# NEW BRUTE PLASTICS!



## jbadon (Sep 21, 2009)

just a couple of pics of my brute with new skin


----------



## Polaris425 (Dec 16, 2004)

Man it looks great! :rockn:


----------



## rowdy-outty (Jul 28, 2010)

Looks sweet, were did you buy them. I looked on ebay but all i found was old beat up plastics. Mine are dark green and well used.


----------



## jbadon (Sep 21, 2009)

kawi dealer the whole set was 520 that was for everything i dident think they were that cheap


----------



## rowdy-outty (Jul 28, 2010)

That isnt bad at all, thanks


----------



## walker (Apr 5, 2009)

shazzzzam i'm jealous josh.. looks good broski


----------



## bayou_boy_22 (Mar 13, 2009)

:rockn:


----------



## monsterbrute750 (Apr 13, 2010)

Hell F'n ya !!!! Monster Nation Mfr's !!! Unite !!!!
Sorry,got a little carried away......Love it bro....AWESOME !!!:rockn:


----------



## jbadon (Sep 21, 2009)

thanks guys i really think they should have a monster edition brute they have it for all the otherones except the utility class wtf


----------



## Bootlegger (Dec 18, 2008)

Nice!

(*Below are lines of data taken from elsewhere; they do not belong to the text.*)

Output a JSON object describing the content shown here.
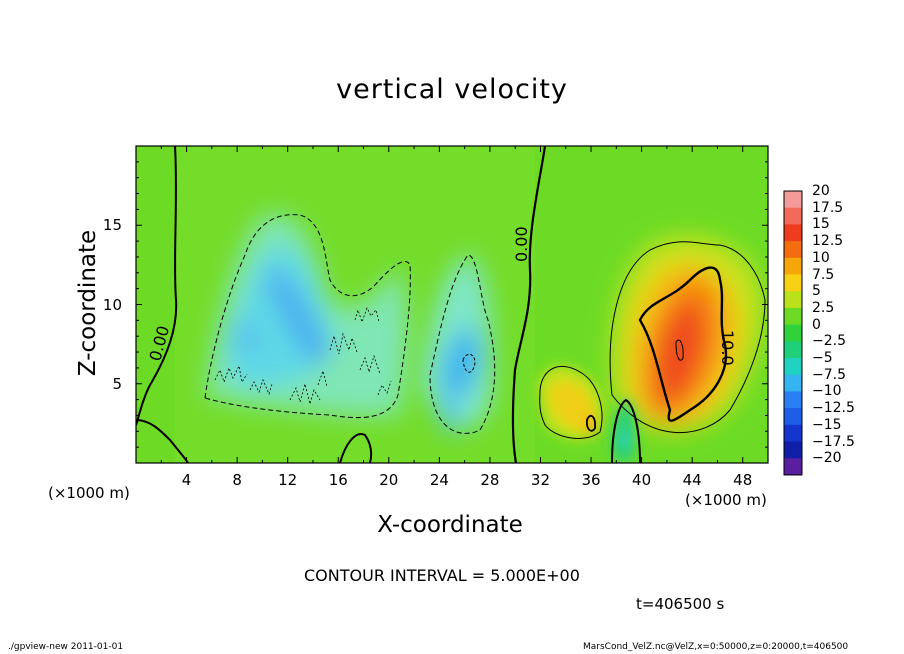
{
  "chart_data": {
    "type": "heatmap",
    "title": "vertical velocity",
    "xlabel": "X-coordinate",
    "ylabel": "Z-coordinate",
    "x_unit": "(×1000 m)",
    "xlim": [
      0,
      50
    ],
    "ylim": [
      0,
      20
    ],
    "x_ticks": [
      4,
      8,
      12,
      16,
      20,
      24,
      28,
      32,
      36,
      40,
      44,
      48
    ],
    "y_ticks": [
      5,
      10,
      15
    ],
    "colorbar": {
      "levels": [
        "20",
        "17.5",
        "15",
        "12.5",
        "10",
        "7.5",
        "5",
        "2.5",
        "0",
        "−2.5",
        "−5",
        "−7.5",
        "−10",
        "−12.5",
        "−15",
        "−17.5",
        "−20"
      ],
      "colors": [
        "#f59a9a",
        "#f26a5a",
        "#ee3c1e",
        "#f36c10",
        "#f7a60a",
        "#f7d114",
        "#b9e21a",
        "#6ddb26",
        "#2fd23a",
        "#1fcf7a",
        "#1fd2c2",
        "#35b4ef",
        "#2a7ff2",
        "#1e5de8",
        "#1535cf",
        "#0f1fa8",
        "#5a1fa0"
      ],
      "value_range": [
        -20,
        20
      ]
    },
    "features": [
      {
        "name": "updraft core",
        "x_center": 43,
        "z_center": 7.5,
        "max_value": 15,
        "contour_label": "10.0"
      },
      {
        "name": "updraft",
        "x_center": 34,
        "z_center": 4,
        "max_value": 10
      },
      {
        "name": "downdraft",
        "x_center": 12,
        "z_center": 10,
        "min_value": -10
      },
      {
        "name": "downdraft",
        "x_center": 26.5,
        "z_center": 6,
        "min_value": -12.5
      }
    ],
    "contour_labels": [
      "0.00",
      "0.00",
      "10.0"
    ],
    "contour_interval": "CONTOUR INTERVAL = 5.000E+00",
    "time": "t=406500 s"
  },
  "footer": {
    "left": "./gpview-new   2011-01-01",
    "right": "MarsCond_VelZ.nc@VelZ,x=0:50000,z=0:20000,t=406500"
  }
}
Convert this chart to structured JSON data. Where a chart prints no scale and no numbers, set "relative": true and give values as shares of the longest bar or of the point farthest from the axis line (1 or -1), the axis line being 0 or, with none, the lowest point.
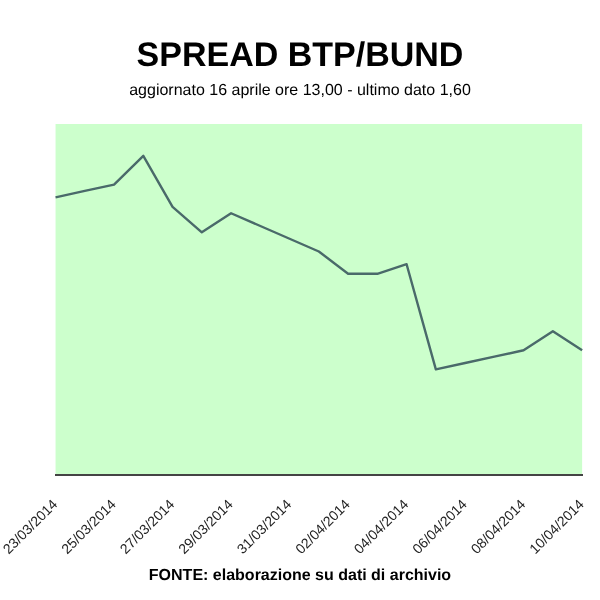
{
  "chart_data": {
    "type": "line",
    "title": "SPREAD BTP/BUND",
    "subtitle": "aggiornato 16 aprile ore 13,00 - ultimo dato 1,60",
    "annotations": [
      "FONTE: elaborazione su dati di archivio"
    ],
    "categories": [
      "23/03/2014",
      null,
      "25/03/2014",
      null,
      "27/03/2014",
      null,
      "29/03/2014",
      null,
      "31/03/2014",
      null,
      "02/04/2014",
      null,
      "04/04/2014",
      null,
      "06/04/2014",
      null,
      "08/04/2014",
      null,
      "10/04/2014"
    ],
    "relative": true,
    "series": [
      {
        "color": "#4a6a6a",
        "values": [
          0.87,
          0.89,
          0.91,
          1,
          0.84,
          0.76,
          0.82,
          0.78,
          0.74,
          0.7,
          0.63,
          0.63,
          0.66,
          0.33,
          0.35,
          0.37,
          0.39,
          0.45,
          0.39
        ]
      }
    ],
    "legend": false,
    "marker": "none",
    "line_style": "solid"
  }
}
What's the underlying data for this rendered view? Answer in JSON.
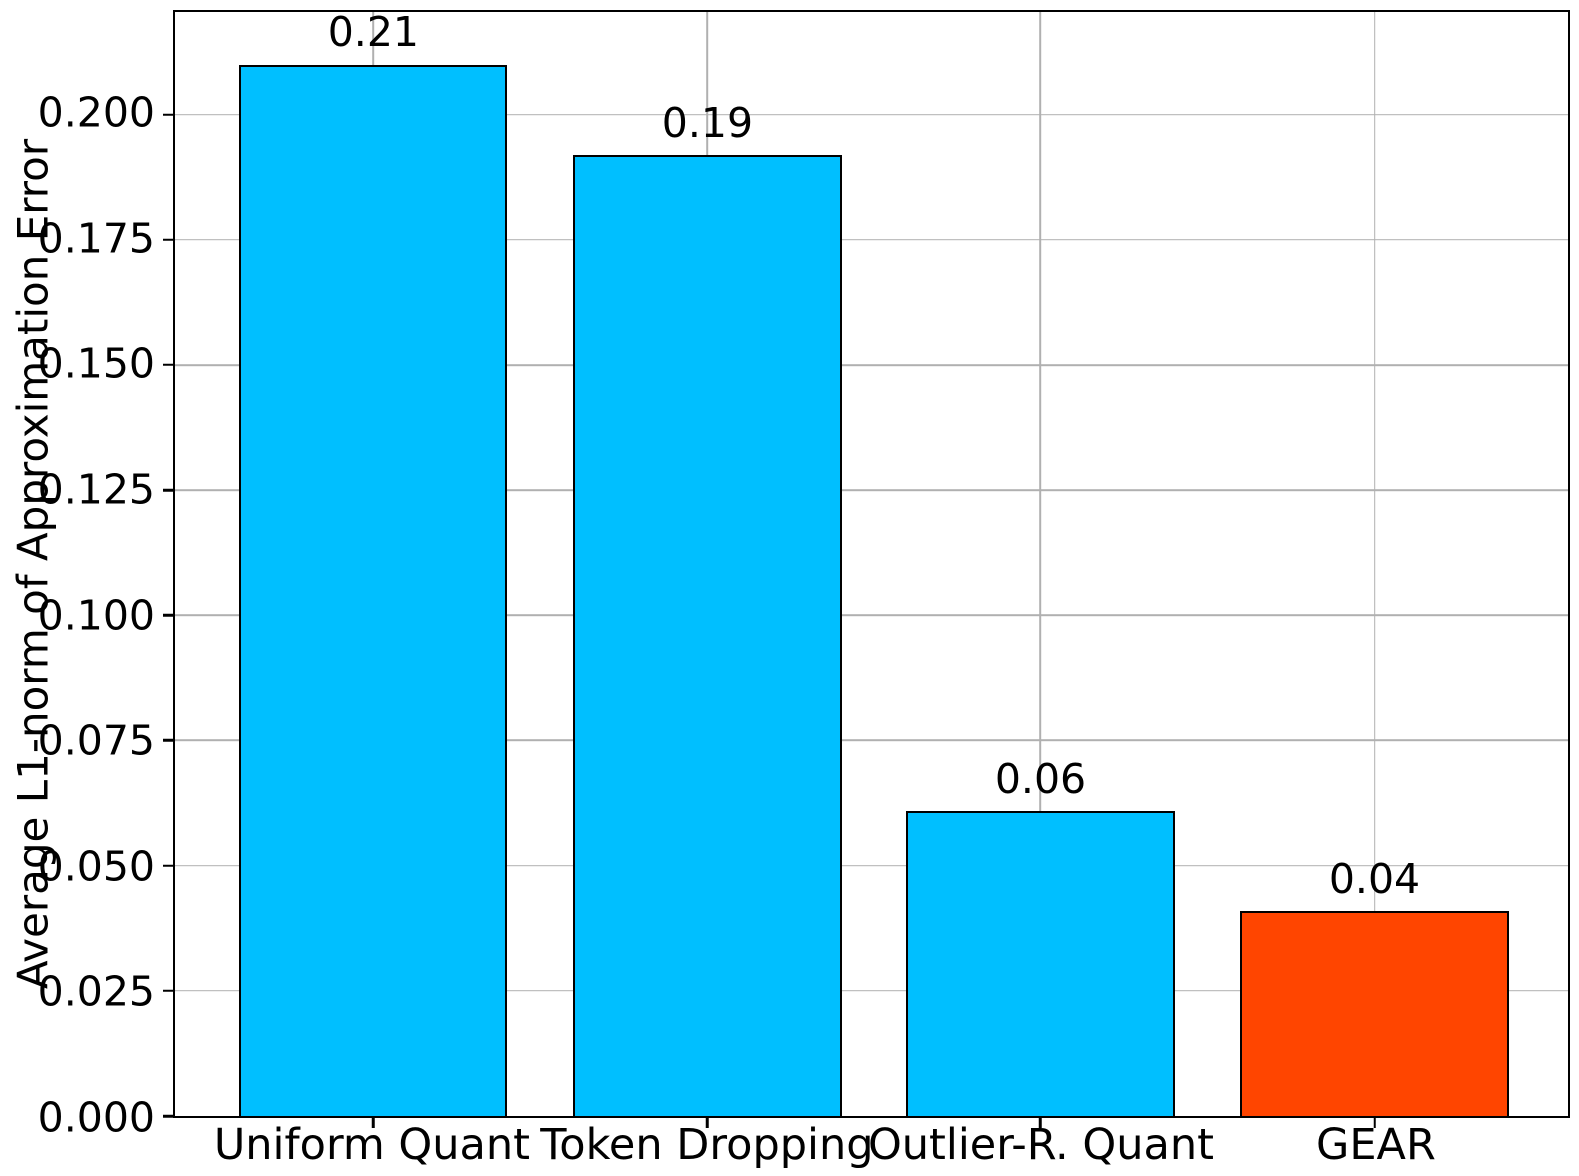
{
  "chart_data": {
    "type": "bar",
    "title": "",
    "categories": [
      "Uniform Quant",
      "Token Dropping",
      "Outlier-R. Quant",
      "GEAR"
    ],
    "values": [
      0.21,
      0.192,
      0.061,
      0.041
    ],
    "bar_labels": [
      "0.21",
      "0.19",
      "0.06",
      "0.04"
    ],
    "bar_colors": [
      "#00BFFF",
      "#00BFFF",
      "#00BFFF",
      "#FF4500"
    ],
    "bar_edge_color": "#000000",
    "xlabel": "",
    "ylabel": "Average L1-norm of Approximation Error",
    "ylim": [
      0,
      0.2205
    ],
    "yticks": [
      0.0,
      0.025,
      0.05,
      0.075,
      0.1,
      0.125,
      0.15,
      0.175,
      0.2
    ],
    "ytick_labels": [
      "0.000",
      "0.025",
      "0.050",
      "0.075",
      "0.100",
      "0.125",
      "0.150",
      "0.175",
      "0.200"
    ],
    "grid": true,
    "grid_color": "#b0b0b0",
    "legend_position": "none"
  }
}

Where did you get your Crushloks? Are you racing it?


----------



## jbadon (Sep 21, 2009)

those are the HL CRUSHLOCKS that i put new valvestems in and while i was at it i drilled 6- 2 1/2 inch holes in them to lighten them up and about racing i would really love to but dont really have the time for it so i just ride it like that we ride mostly water so we kinda race between all of the ppl i ride with


----------



## meangreen360 (May 3, 2009)

SWEET!!


----------



## 08GreenBrute (Jul 13, 2009)

looks good


----------



## jbadon (Sep 21, 2009)

thank yall if i can just keep it togeather i will be good hahah


----------



## mudmaniac (Jan 26, 2010)

looks sick! :rockn:


----------



## 03dsglightning (Jun 18, 2010)

nice !!!! can that $$ for a set of plastics be had at any dealer ? I havent found them for that. And what pieces were included.


----------